Ao propormos este estudo, consideramos que o pensamento sobre a infância e as

crianças brasileiras no âmbito histórico da institucionalização de sua educação ainda precisa

encontrar eco nos atuais estudos da área. Dussel e Caruso (2002) enfatizam que os saberes e

práticas educativas são históricos, “produzidos por indivíduos sociais, por pensadores,

grupos, instituições que atuaram em outros contextos”, e mesmo tendo surgido “em situações

concretas como respostas a desafios e problemas específicos, [...] provavelmente, quando as

utilizamos hoje em dia, ainda trazem parte desses significados” (2002, p. 17). Neste sentido,

pretendemos revisitar esses dois intelectuais cujas obras primam pelo rigor do aporte teórico

com base nos estudos da psicologia. Assim, tomamos as palavras de Freitas (2002) em

relação à obra de Manoel Bomfim, as quais entendemos poder estender à Heloísa Marinho:

Talvez a identificação das contrafaces de momentos e pessoas ícones da história da infância ou das disciplinas acadêmicas a ela relacionadas, possa ser reconhecida como estratégia metodológica necessária para compor um movimento analítico complexo, o qual possa ser identificado como uma história das ideias sobre a criança (FREITAS, 2002, p. 346).

Recorremos à análise crítica do discurso de Fairclough (2001) que propõe “o uso de

linguagem como forma de prática social” (p. 90), o que implica situar o discurso como um

modo de ação que altera o mundo e os indivíduos no mundo, sugerindo uma espécie de

relação dialética entre discurso e estrutura social.

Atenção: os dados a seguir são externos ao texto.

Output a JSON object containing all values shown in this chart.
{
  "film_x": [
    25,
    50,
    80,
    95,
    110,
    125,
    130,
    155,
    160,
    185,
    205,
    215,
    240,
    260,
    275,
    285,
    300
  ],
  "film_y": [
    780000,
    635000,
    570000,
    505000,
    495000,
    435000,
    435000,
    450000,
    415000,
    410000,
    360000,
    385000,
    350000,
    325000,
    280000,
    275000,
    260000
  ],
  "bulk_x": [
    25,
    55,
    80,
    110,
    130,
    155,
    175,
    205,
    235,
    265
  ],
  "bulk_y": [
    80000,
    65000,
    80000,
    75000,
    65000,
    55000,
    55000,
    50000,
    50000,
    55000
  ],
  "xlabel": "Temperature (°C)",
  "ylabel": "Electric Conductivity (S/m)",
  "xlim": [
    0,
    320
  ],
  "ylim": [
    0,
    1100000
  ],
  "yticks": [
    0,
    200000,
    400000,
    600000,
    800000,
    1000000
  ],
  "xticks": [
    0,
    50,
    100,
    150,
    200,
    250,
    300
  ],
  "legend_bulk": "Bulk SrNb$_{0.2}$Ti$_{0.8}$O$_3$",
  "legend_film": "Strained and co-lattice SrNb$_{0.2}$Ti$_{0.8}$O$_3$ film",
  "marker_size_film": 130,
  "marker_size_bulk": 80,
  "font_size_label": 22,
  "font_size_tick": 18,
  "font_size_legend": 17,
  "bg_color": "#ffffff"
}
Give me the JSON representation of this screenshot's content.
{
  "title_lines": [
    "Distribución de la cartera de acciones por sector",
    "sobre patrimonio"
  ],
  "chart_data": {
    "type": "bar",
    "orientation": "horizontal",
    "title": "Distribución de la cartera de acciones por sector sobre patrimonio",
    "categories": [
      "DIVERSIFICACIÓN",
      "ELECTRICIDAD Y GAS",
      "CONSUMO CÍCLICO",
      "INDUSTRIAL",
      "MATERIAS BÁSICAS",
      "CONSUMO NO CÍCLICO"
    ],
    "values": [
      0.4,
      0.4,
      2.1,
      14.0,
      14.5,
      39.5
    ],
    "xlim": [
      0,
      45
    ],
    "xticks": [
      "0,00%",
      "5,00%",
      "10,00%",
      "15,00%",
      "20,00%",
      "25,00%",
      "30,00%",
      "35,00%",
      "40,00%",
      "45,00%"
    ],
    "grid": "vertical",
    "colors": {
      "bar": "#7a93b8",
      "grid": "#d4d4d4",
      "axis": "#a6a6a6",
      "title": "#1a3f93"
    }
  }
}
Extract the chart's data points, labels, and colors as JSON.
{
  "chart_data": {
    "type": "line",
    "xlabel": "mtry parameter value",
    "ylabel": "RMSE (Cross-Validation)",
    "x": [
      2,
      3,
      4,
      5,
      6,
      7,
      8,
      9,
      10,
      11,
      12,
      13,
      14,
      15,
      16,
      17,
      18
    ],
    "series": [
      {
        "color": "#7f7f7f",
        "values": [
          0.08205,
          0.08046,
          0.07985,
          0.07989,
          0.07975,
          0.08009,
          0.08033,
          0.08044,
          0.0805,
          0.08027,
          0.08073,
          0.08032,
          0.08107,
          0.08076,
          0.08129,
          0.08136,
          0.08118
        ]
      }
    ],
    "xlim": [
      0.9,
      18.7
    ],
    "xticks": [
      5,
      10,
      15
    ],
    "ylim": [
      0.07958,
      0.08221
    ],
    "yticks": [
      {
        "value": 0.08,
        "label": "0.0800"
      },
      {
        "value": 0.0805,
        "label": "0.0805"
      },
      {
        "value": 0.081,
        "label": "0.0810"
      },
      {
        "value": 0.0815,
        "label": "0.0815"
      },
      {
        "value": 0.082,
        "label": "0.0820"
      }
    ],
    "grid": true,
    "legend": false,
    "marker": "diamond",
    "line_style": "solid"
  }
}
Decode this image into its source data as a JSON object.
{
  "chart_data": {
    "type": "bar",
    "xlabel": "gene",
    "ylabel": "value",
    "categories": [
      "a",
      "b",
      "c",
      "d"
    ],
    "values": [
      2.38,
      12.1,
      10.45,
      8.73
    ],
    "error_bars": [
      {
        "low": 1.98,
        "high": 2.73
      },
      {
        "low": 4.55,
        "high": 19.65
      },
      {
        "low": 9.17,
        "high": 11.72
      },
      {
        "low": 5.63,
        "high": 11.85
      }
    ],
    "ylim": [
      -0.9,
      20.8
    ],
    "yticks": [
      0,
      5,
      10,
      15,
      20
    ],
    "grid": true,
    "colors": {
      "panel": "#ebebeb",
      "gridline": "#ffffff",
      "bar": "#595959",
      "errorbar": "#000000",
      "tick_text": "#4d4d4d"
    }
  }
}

Ao propormos trazer concepções de infância, de criança e de sua educação por esses

dois intelectuais, circunscritas em duas obras pontuais e, portanto, não procedendo

cotejamento com outras, ou seja, não analisando a trajetória do pensamento de Manoel

Bomfim e Heloísa Marinho no interior de suas próprias obras, o fazemos com a clareza dos

limites que este trabalho nos impõe e sabedores de que um estudo mais aprofundado, já em

curso, é que possibilitará uma envergadura desse porte.

5 Para Brandão (2002), a historiografia sobre o tema da Escola Nova teria sido desenvolvida por meio da construção de uma certa memória-monumento forjada pelos próprios Pioneiros.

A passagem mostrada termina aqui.